Maike Bohn, co-founder of campaign group the3million, said: “The report backs up EU citizens’ worries about the Home Office losing, sharing or deleting their records and data. It is not correct to say that a digital status cannot be lost or damaged and we all know the risks of digital-only systems.
“Almost daily we experience and read about systems being temporarily unavailable, hacked, records breached. The fact that the status can be shared with ‘others anywhere’ is in fact a cause for major concern.”
Ms Bohn said this raised wider questions about the transparency and effectiveness of the scheme, adding: “Why do we only hear about these issues through inspections, why can’t the Home Office be up front?
“If this is truly about getting people through to the status they need, the Home Office needs to be more open and honest about the issues and take criticism constructively, as the inspector alludes to.”
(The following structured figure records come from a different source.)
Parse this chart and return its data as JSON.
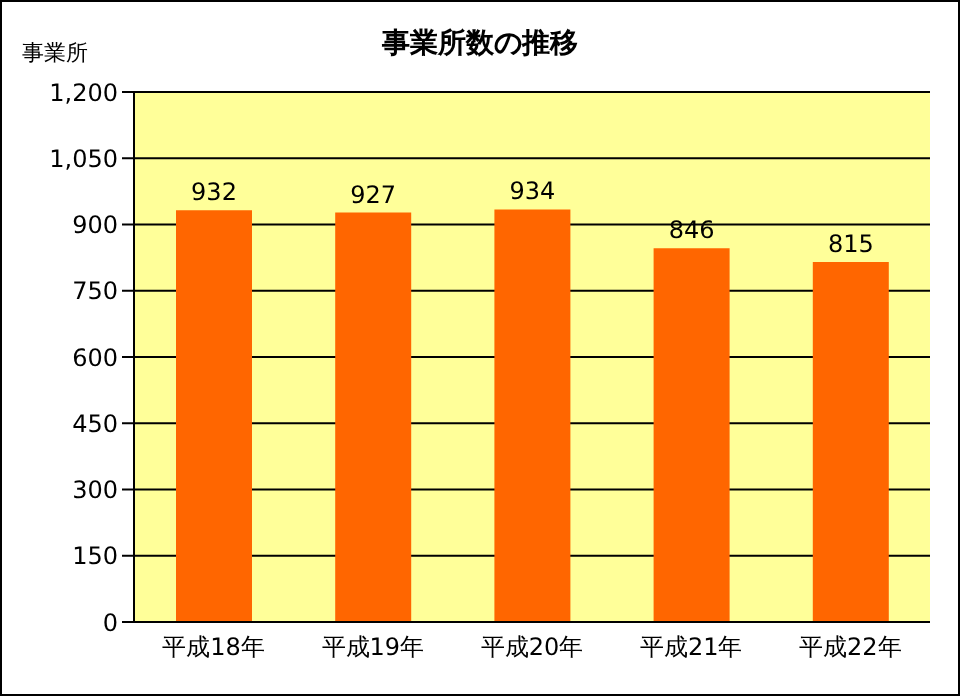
{
  "chart_data": {
    "type": "bar",
    "title": "事業所数の推移",
    "ylabel": "事業所",
    "categories": [
      "平成18年",
      "平成19年",
      "平成20年",
      "平成21年",
      "平成22年"
    ],
    "values": [
      932,
      927,
      934,
      846,
      815
    ],
    "color": "#ff6600",
    "ylim": [
      0,
      1200
    ],
    "yticks": [
      0,
      150,
      300,
      450,
      600,
      750,
      900,
      {
        "value": 1050,
        "label": "1,050"
      },
      {
        "value": 1200,
        "label": "1,200"
      }
    ],
    "grid": "y",
    "data_labels": true
  }
}
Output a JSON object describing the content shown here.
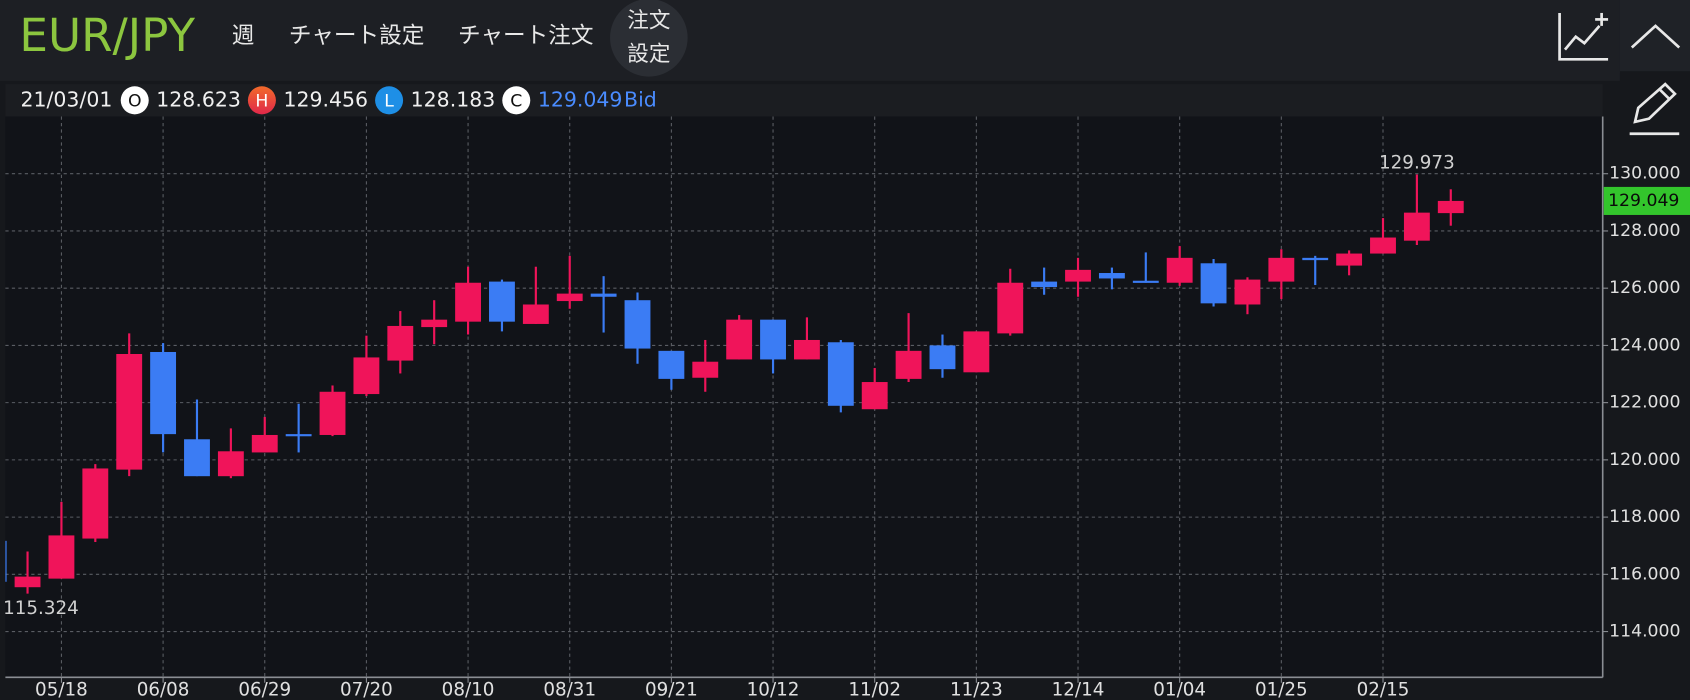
{
  "header": {
    "symbol": "EUR/JPY",
    "period": "週",
    "chart_settings": "チャート設定",
    "chart_order": "チャート注文",
    "order_settings": [
      "注文",
      "設定"
    ]
  },
  "chart_data": {
    "type": "candlestick",
    "info_date": "21/03/01",
    "ohlc_letters": [
      "O",
      "H",
      "L",
      "C"
    ],
    "price_side": "Bid",
    "categories": [
      null,
      null,
      "05/18",
      null,
      null,
      "06/08",
      null,
      null,
      "06/29",
      null,
      null,
      "07/20",
      null,
      null,
      "08/10",
      null,
      null,
      "08/31",
      null,
      null,
      "09/21",
      null,
      null,
      "10/12",
      null,
      null,
      "11/02",
      null,
      null,
      "11/23",
      null,
      null,
      "12/14",
      null,
      null,
      "01/04",
      null,
      null,
      "01/25",
      null,
      null,
      "02/15",
      null,
      null
    ],
    "open": [
      117.17,
      115.55,
      115.85,
      117.25,
      119.66,
      123.77,
      120.72,
      119.43,
      120.26,
      120.9,
      120.87,
      122.3,
      123.47,
      124.64,
      124.83,
      126.23,
      124.75,
      125.55,
      125.81,
      125.58,
      123.81,
      122.87,
      123.51,
      124.9,
      123.51,
      124.11,
      121.77,
      122.83,
      124.0,
      123.06,
      124.42,
      126.23,
      126.23,
      126.53,
      126.26,
      126.19,
      126.87,
      125.43,
      126.23,
      127.06,
      126.79,
      127.21,
      127.66,
      128.623
    ],
    "high": [
      117.2,
      116.8,
      118.53,
      119.85,
      124.42,
      124.08,
      122.11,
      121.1,
      121.5,
      121.96,
      122.6,
      124.34,
      125.2,
      125.58,
      126.75,
      126.3,
      126.75,
      127.13,
      126.42,
      125.85,
      123.81,
      124.19,
      125.06,
      124.9,
      124.98,
      124.19,
      123.21,
      125.13,
      124.38,
      124.49,
      126.68,
      126.72,
      127.06,
      126.72,
      127.25,
      127.47,
      127.02,
      126.38,
      127.36,
      127.13,
      127.32,
      128.45,
      129.973,
      129.456
    ],
    "low": [
      115.7,
      115.324,
      115.85,
      117.13,
      119.43,
      120.26,
      119.43,
      119.36,
      120.26,
      120.26,
      120.83,
      122.23,
      123.02,
      124.04,
      124.38,
      124.49,
      124.75,
      125.28,
      124.45,
      123.36,
      122.45,
      122.38,
      123.51,
      123.02,
      123.51,
      121.66,
      121.77,
      122.72,
      122.87,
      123.06,
      124.34,
      125.77,
      125.7,
      125.96,
      126.19,
      126.08,
      125.36,
      125.09,
      125.62,
      126.11,
      126.45,
      127.21,
      127.51,
      128.183
    ],
    "close": [
      115.74,
      115.92,
      117.36,
      119.7,
      123.7,
      120.9,
      119.43,
      120.3,
      120.87,
      120.85,
      122.38,
      123.58,
      124.68,
      124.9,
      126.19,
      124.83,
      125.43,
      125.81,
      125.7,
      123.89,
      122.83,
      123.43,
      124.9,
      123.51,
      124.19,
      121.89,
      122.72,
      123.81,
      123.17,
      124.49,
      126.19,
      126.04,
      126.64,
      126.34,
      126.23,
      127.06,
      125.47,
      126.3,
      127.06,
      126.98,
      127.21,
      127.77,
      128.64,
      129.049
    ],
    "up_color": "#f0145a",
    "down_color": "#3b7cf4",
    "tag_color": "#33c52c",
    "ylim": [
      112.4,
      132.0
    ],
    "yticks": [
      {
        "value": 114,
        "label": "114.000"
      },
      {
        "value": 116,
        "label": "116.000"
      },
      {
        "value": 118,
        "label": "118.000"
      },
      {
        "value": 120,
        "label": "120.000"
      },
      {
        "value": 122,
        "label": "122.000"
      },
      {
        "value": 124,
        "label": "124.000"
      },
      {
        "value": 126,
        "label": "126.000"
      },
      {
        "value": 128,
        "label": "128.000"
      },
      {
        "value": 130,
        "label": "130.000"
      }
    ],
    "grid": true
  }
}
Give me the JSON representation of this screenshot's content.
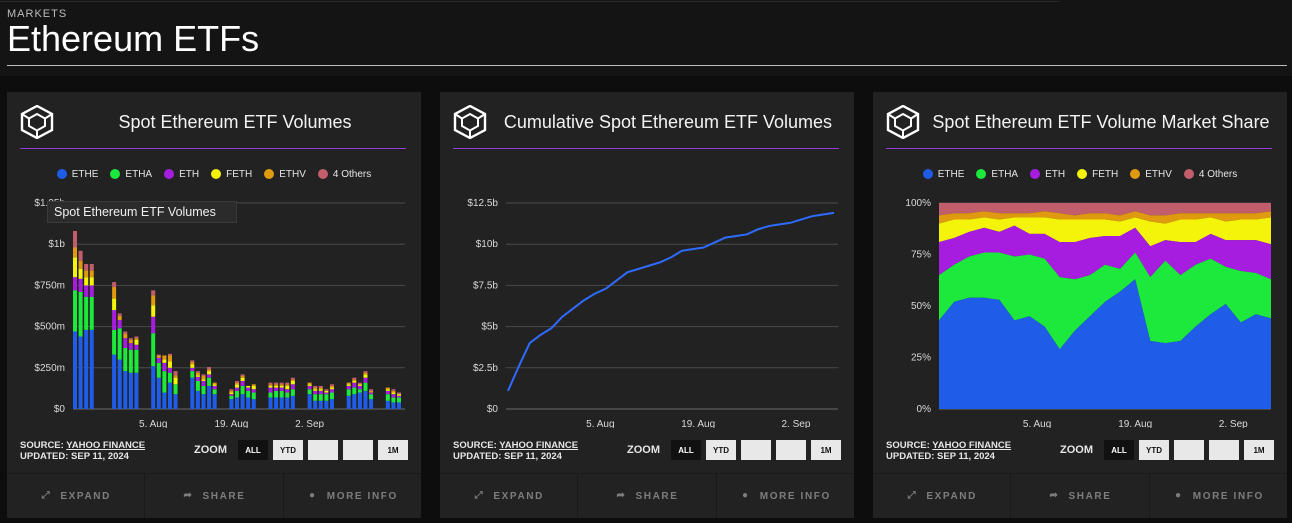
{
  "header": {
    "kicker": "MARKETS",
    "title": "Ethereum ETFs"
  },
  "legend": [
    {
      "name": "ETHE",
      "color": "#1f5ce8"
    },
    {
      "name": "ETHA",
      "color": "#1de83c"
    },
    {
      "name": "ETH",
      "color": "#a71de0"
    },
    {
      "name": "FETH",
      "color": "#f4f40a"
    },
    {
      "name": "ETHV",
      "color": "#e09a10"
    },
    {
      "name": "4 Others",
      "color": "#c25e6c"
    }
  ],
  "card_common": {
    "source_prefix": "SOURCE:",
    "source_name": "YAHOO FINANCE",
    "updated": "UPDATED: SEP 11, 2024",
    "zoom_label": "ZOOM",
    "zoom_buttons": [
      "ALL",
      "YTD",
      "",
      "",
      "1M"
    ],
    "footer": {
      "expand": "EXPAND",
      "share": "SHARE",
      "more_info": "MORE INFO"
    }
  },
  "cards": [
    {
      "title": "Spot Ethereum ETF Volumes",
      "tooltip": "Spot Ethereum ETF Volumes"
    },
    {
      "title": "Cumulative Spot Ethereum ETF Volumes"
    },
    {
      "title": "Spot Ethereum ETF Volume Market Share"
    }
  ],
  "chart_data": [
    {
      "type": "bar",
      "title": "Spot Ethereum ETF Volumes",
      "stacked": true,
      "x_ticks": [
        "5. Aug",
        "19. Aug",
        "2. Sep"
      ],
      "y_ticks": [
        "$0",
        "$250m",
        "$500m",
        "$750m",
        "$1b",
        "$1.25b"
      ],
      "ylim": [
        0,
        1250
      ],
      "unit": "millions USD",
      "days": [
        {
          "d": 0,
          "v": [
            470,
            250,
            80,
            120,
            60,
            100
          ]
        },
        {
          "d": 1,
          "v": [
            440,
            270,
            80,
            60,
            50,
            60
          ]
        },
        {
          "d": 2,
          "v": [
            480,
            200,
            70,
            50,
            40,
            40
          ]
        },
        {
          "d": 3,
          "v": [
            480,
            200,
            70,
            50,
            40,
            40
          ]
        },
        {
          "d": 7,
          "v": [
            330,
            150,
            120,
            70,
            70,
            30
          ]
        },
        {
          "d": 8,
          "v": [
            300,
            190,
            50,
            0,
            25,
            15
          ]
        },
        {
          "d": 9,
          "v": [
            230,
            140,
            60,
            0,
            25,
            15
          ]
        },
        {
          "d": 10,
          "v": [
            220,
            140,
            40,
            0,
            20,
            10
          ]
        },
        {
          "d": 11,
          "v": [
            220,
            140,
            30,
            30,
            10,
            10
          ]
        },
        {
          "d": 14,
          "v": [
            260,
            200,
            100,
            70,
            60,
            30
          ]
        },
        {
          "d": 15,
          "v": [
            190,
            90,
            30,
            0,
            15,
            5
          ]
        },
        {
          "d": 16,
          "v": [
            100,
            130,
            50,
            20,
            25,
            0
          ]
        },
        {
          "d": 17,
          "v": [
            160,
            60,
            30,
            40,
            35,
            10
          ]
        },
        {
          "d": 18,
          "v": [
            90,
            60,
            0,
            40,
            15,
            25
          ]
        },
        {
          "d": 21,
          "v": [
            190,
            40,
            20,
            20,
            15,
            10
          ]
        },
        {
          "d": 22,
          "v": [
            110,
            60,
            25,
            10,
            15,
            10
          ]
        },
        {
          "d": 23,
          "v": [
            90,
            50,
            30,
            10,
            20,
            10
          ]
        },
        {
          "d": 24,
          "v": [
            140,
            50,
            20,
            20,
            10,
            15
          ]
        },
        {
          "d": 25,
          "v": [
            90,
            30,
            20,
            10,
            10,
            0
          ]
        },
        {
          "d": 28,
          "v": [
            60,
            20,
            10,
            10,
            10,
            10
          ]
        },
        {
          "d": 29,
          "v": [
            70,
            40,
            20,
            20,
            10,
            10
          ]
        },
        {
          "d": 30,
          "v": [
            90,
            50,
            30,
            20,
            10,
            10
          ]
        },
        {
          "d": 31,
          "v": [
            70,
            40,
            20,
            10,
            0,
            0
          ]
        },
        {
          "d": 32,
          "v": [
            60,
            40,
            20,
            20,
            10,
            0
          ]
        },
        {
          "d": 35,
          "v": [
            70,
            30,
            30,
            10,
            10,
            10
          ]
        },
        {
          "d": 36,
          "v": [
            70,
            40,
            20,
            10,
            10,
            10
          ]
        },
        {
          "d": 37,
          "v": [
            70,
            40,
            20,
            10,
            10,
            10
          ]
        },
        {
          "d": 38,
          "v": [
            70,
            30,
            20,
            20,
            10,
            10
          ]
        },
        {
          "d": 39,
          "v": [
            80,
            40,
            30,
            20,
            10,
            10
          ]
        },
        {
          "d": 42,
          "v": [
            90,
            30,
            20,
            10,
            10,
            0
          ]
        },
        {
          "d": 43,
          "v": [
            50,
            40,
            20,
            10,
            10,
            10
          ]
        },
        {
          "d": 44,
          "v": [
            50,
            40,
            20,
            10,
            10,
            10
          ]
        },
        {
          "d": 45,
          "v": [
            50,
            40,
            10,
            10,
            0,
            10
          ]
        },
        {
          "d": 46,
          "v": [
            60,
            40,
            20,
            10,
            10,
            10
          ]
        },
        {
          "d": 49,
          "v": [
            80,
            40,
            20,
            10,
            10,
            0
          ]
        },
        {
          "d": 50,
          "v": [
            90,
            40,
            30,
            10,
            10,
            10
          ]
        },
        {
          "d": 51,
          "v": [
            100,
            20,
            20,
            10,
            0,
            10
          ]
        },
        {
          "d": 52,
          "v": [
            110,
            50,
            30,
            20,
            10,
            10
          ]
        },
        {
          "d": 53,
          "v": [
            60,
            30,
            10,
            0,
            10,
            10
          ]
        },
        {
          "d": 56,
          "v": [
            50,
            40,
            20,
            10,
            10,
            0
          ]
        },
        {
          "d": 57,
          "v": [
            40,
            30,
            20,
            10,
            10,
            10
          ]
        },
        {
          "d": 58,
          "v": [
            40,
            30,
            10,
            10,
            0,
            10
          ]
        }
      ]
    },
    {
      "type": "line",
      "title": "Cumulative Spot Ethereum ETF Volumes",
      "x_ticks": [
        "5. Aug",
        "19. Aug",
        "2. Sep"
      ],
      "y_ticks": [
        "$0",
        "$2.5b",
        "$5b",
        "$7.5b",
        "$10b",
        "$12.5b"
      ],
      "ylim": [
        0,
        12.5
      ],
      "unit": "billions USD",
      "points": [
        [
          0,
          1.1
        ],
        [
          1,
          2.6
        ],
        [
          2,
          4.0
        ],
        [
          3,
          4.5
        ],
        [
          4,
          4.9
        ],
        [
          5,
          5.6
        ],
        [
          6,
          6.1
        ],
        [
          7,
          6.6
        ],
        [
          8,
          7.0
        ],
        [
          9,
          7.3
        ],
        [
          10,
          7.8
        ],
        [
          11,
          8.3
        ],
        [
          12,
          8.5
        ],
        [
          13,
          8.7
        ],
        [
          14,
          8.9
        ],
        [
          15,
          9.2
        ],
        [
          16,
          9.6
        ],
        [
          17,
          9.7
        ],
        [
          18,
          9.8
        ],
        [
          19,
          10.1
        ],
        [
          20,
          10.4
        ],
        [
          21,
          10.5
        ],
        [
          22,
          10.6
        ],
        [
          23,
          10.9
        ],
        [
          24,
          11.1
        ],
        [
          25,
          11.2
        ],
        [
          26,
          11.3
        ],
        [
          27,
          11.5
        ],
        [
          28,
          11.7
        ],
        [
          29,
          11.8
        ],
        [
          30,
          11.9
        ]
      ]
    },
    {
      "type": "area",
      "title": "Spot Ethereum ETF Volume Market Share",
      "stacked": true,
      "x_ticks": [
        "5. Aug",
        "19. Aug",
        "2. Sep"
      ],
      "y_ticks": [
        "0%",
        "25%",
        "50%",
        "75%",
        "100%"
      ],
      "ylim": [
        0,
        100
      ],
      "unit": "percent",
      "points": [
        {
          "x": 0,
          "s": [
            43,
            22,
            16,
            9,
            4,
            6
          ]
        },
        {
          "x": 1,
          "s": [
            52,
            18,
            13,
            9,
            3,
            5
          ]
        },
        {
          "x": 2,
          "s": [
            54,
            20,
            12,
            6,
            3,
            5
          ]
        },
        {
          "x": 3,
          "s": [
            54,
            22,
            12,
            5,
            3,
            4
          ]
        },
        {
          "x": 4,
          "s": [
            53,
            23,
            10,
            6,
            3,
            5
          ]
        },
        {
          "x": 5,
          "s": [
            43,
            31,
            15,
            4,
            2,
            5
          ]
        },
        {
          "x": 6,
          "s": [
            45,
            30,
            10,
            8,
            2,
            5
          ]
        },
        {
          "x": 7,
          "s": [
            40,
            33,
            12,
            8,
            3,
            4
          ]
        },
        {
          "x": 8,
          "s": [
            29,
            35,
            17,
            11,
            3,
            5
          ]
        },
        {
          "x": 9,
          "s": [
            38,
            25,
            18,
            11,
            2,
            6
          ]
        },
        {
          "x": 10,
          "s": [
            45,
            20,
            18,
            9,
            3,
            5
          ]
        },
        {
          "x": 11,
          "s": [
            52,
            18,
            14,
            8,
            3,
            5
          ]
        },
        {
          "x": 12,
          "s": [
            57,
            11,
            16,
            7,
            3,
            6
          ]
        },
        {
          "x": 13,
          "s": [
            63,
            13,
            12,
            5,
            3,
            4
          ]
        },
        {
          "x": 14,
          "s": [
            33,
            31,
            15,
            12,
            3,
            6
          ]
        },
        {
          "x": 15,
          "s": [
            32,
            40,
            10,
            8,
            4,
            6
          ]
        },
        {
          "x": 16,
          "s": [
            33,
            32,
            16,
            11,
            3,
            5
          ]
        },
        {
          "x": 17,
          "s": [
            40,
            30,
            11,
            11,
            3,
            5
          ]
        },
        {
          "x": 18,
          "s": [
            46,
            27,
            12,
            8,
            2,
            5
          ]
        },
        {
          "x": 19,
          "s": [
            51,
            18,
            13,
            9,
            4,
            5
          ]
        },
        {
          "x": 20,
          "s": [
            42,
            25,
            15,
            10,
            3,
            5
          ]
        },
        {
          "x": 21,
          "s": [
            46,
            20,
            16,
            10,
            3,
            5
          ]
        },
        {
          "x": 22,
          "s": [
            44,
            19,
            17,
            13,
            3,
            4
          ]
        }
      ]
    }
  ]
}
Caitlin Boswell Jones, project officer at the Joint Council for the Welfare of Immigrants, warned that the data breaches had “sinister implications” for the digital system the Home Office intends to roll out and extend across the whole immigration system “without any transparency or public scrutiny”.
She said the “hidden costs” discriminated against EU nationals and meant marginalised groups would struggle to apply, making them more likely to fall out of status and feel the full force of the hostile environment.
“The only way to protect EU citizens’ rights is for Boris Johnson to keep the promises that he made during the EU referendum by immediately granting automatic settled status to all EU nationals and their family members,” Ms Boswell Jones added.
A Home Office spokesperson said: “We’re pleased that the inspector praised the Home Office’s management of the EU settlement scheme and recognised the wide range of support available online, by phone, and in person.
“We take data protection very seriously and have apologised personally to those affected. We have already taken steps to stop them happening again. It is the biggest scheme of its kind in British history, and we have granted nearly 2.9 million status with over a year to go.”